É aqui que o simbolismo do fogo se torna vital. Como usaremos esta “chama moderna”? Será para criar, iluminar e transformar ou para consumir e destruir? O fogo da IA deve ser um instrumento de empatia e evolução, não uma arma de domínio. Tal como Prometeu trouxe o fogo para libertar a humanidade da escuridão, talvez esta nova era exija que sejamos guardiões conscientes da chama que criámos.

Além da Educação, a minha vida é também movida pelo fogo da poesia e da escrita. Nos livros “Aldeias em Mim” e “O Invisível do Voo”, explorei as chamas que iluminam os recantos da alma humana. A paixão pela Filosofia, Neurociências e Comunicação Não Violenta acende em mim uma chama única: a de buscar sempre a bondade, a beleza e a verdade.
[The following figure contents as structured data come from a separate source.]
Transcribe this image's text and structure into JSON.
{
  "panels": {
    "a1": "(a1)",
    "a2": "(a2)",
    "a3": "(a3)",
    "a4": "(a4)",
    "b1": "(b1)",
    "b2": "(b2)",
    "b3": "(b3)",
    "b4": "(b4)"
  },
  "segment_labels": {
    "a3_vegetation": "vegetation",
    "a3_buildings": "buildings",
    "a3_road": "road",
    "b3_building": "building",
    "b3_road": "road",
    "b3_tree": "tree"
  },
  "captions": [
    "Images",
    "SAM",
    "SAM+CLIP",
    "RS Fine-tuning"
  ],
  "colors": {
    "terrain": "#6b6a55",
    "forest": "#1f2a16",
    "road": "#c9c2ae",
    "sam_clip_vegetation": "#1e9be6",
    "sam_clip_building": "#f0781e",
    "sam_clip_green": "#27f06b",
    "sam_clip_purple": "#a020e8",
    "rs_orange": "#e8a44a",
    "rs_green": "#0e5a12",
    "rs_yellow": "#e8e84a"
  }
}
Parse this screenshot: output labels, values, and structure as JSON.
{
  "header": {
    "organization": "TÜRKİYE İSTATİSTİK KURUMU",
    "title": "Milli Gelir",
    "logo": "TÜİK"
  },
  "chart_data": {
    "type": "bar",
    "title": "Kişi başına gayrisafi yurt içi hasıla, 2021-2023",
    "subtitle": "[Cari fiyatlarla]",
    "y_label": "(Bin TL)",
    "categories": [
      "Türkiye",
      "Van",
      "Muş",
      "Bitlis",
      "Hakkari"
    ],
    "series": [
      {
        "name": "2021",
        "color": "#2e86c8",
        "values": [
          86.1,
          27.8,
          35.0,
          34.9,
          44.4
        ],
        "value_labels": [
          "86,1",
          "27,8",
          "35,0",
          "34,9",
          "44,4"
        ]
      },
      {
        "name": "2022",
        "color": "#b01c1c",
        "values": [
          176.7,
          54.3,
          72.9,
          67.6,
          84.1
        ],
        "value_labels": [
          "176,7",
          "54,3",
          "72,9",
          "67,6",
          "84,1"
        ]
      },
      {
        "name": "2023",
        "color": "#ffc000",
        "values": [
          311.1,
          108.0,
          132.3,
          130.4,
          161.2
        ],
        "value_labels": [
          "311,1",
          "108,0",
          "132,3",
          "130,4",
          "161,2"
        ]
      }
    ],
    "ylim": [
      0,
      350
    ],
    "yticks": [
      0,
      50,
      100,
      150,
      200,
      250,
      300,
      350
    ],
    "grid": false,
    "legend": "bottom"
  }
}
Cada verso, cada reflexão são uma tentativa de alimentar o fogo da alma humana. Afinal, como dizia Victor Hugo: “Nada é mais poderoso do que uma ideia cujo tempo chegou.”

Nas crónicas que publiquei no Jornal iOnline e em O Cidadão procurei ser essa centelha que incita à reflexão, que provoca mudanças, que ilumina caminhos. É uma tarefa ousada, mas necessária, pois acredito que cada palavra tem o poder de acender fogos adormecidos nos corações.

Que fogo necessitamos acender no mundo de hoje? Um fogo que destrua os muros da indiferença? Ou um fogo que ilumine o caminho para a esperança? Como Carneiro, signo do fogo, acredito que a transformação é inevitável. E talvez o fogo mais importante seja aquele que carregamos dentro de nós — a chama que, ao iluminar o nosso interior, ilumina também o mundo.

O fogo não é apenas destruição; é renascimento. Que possamos chamar o fogo certo, no momento certo, para transformar o que precisa ser mudado e deixar as cinzas do passado fertilizarem o futuro.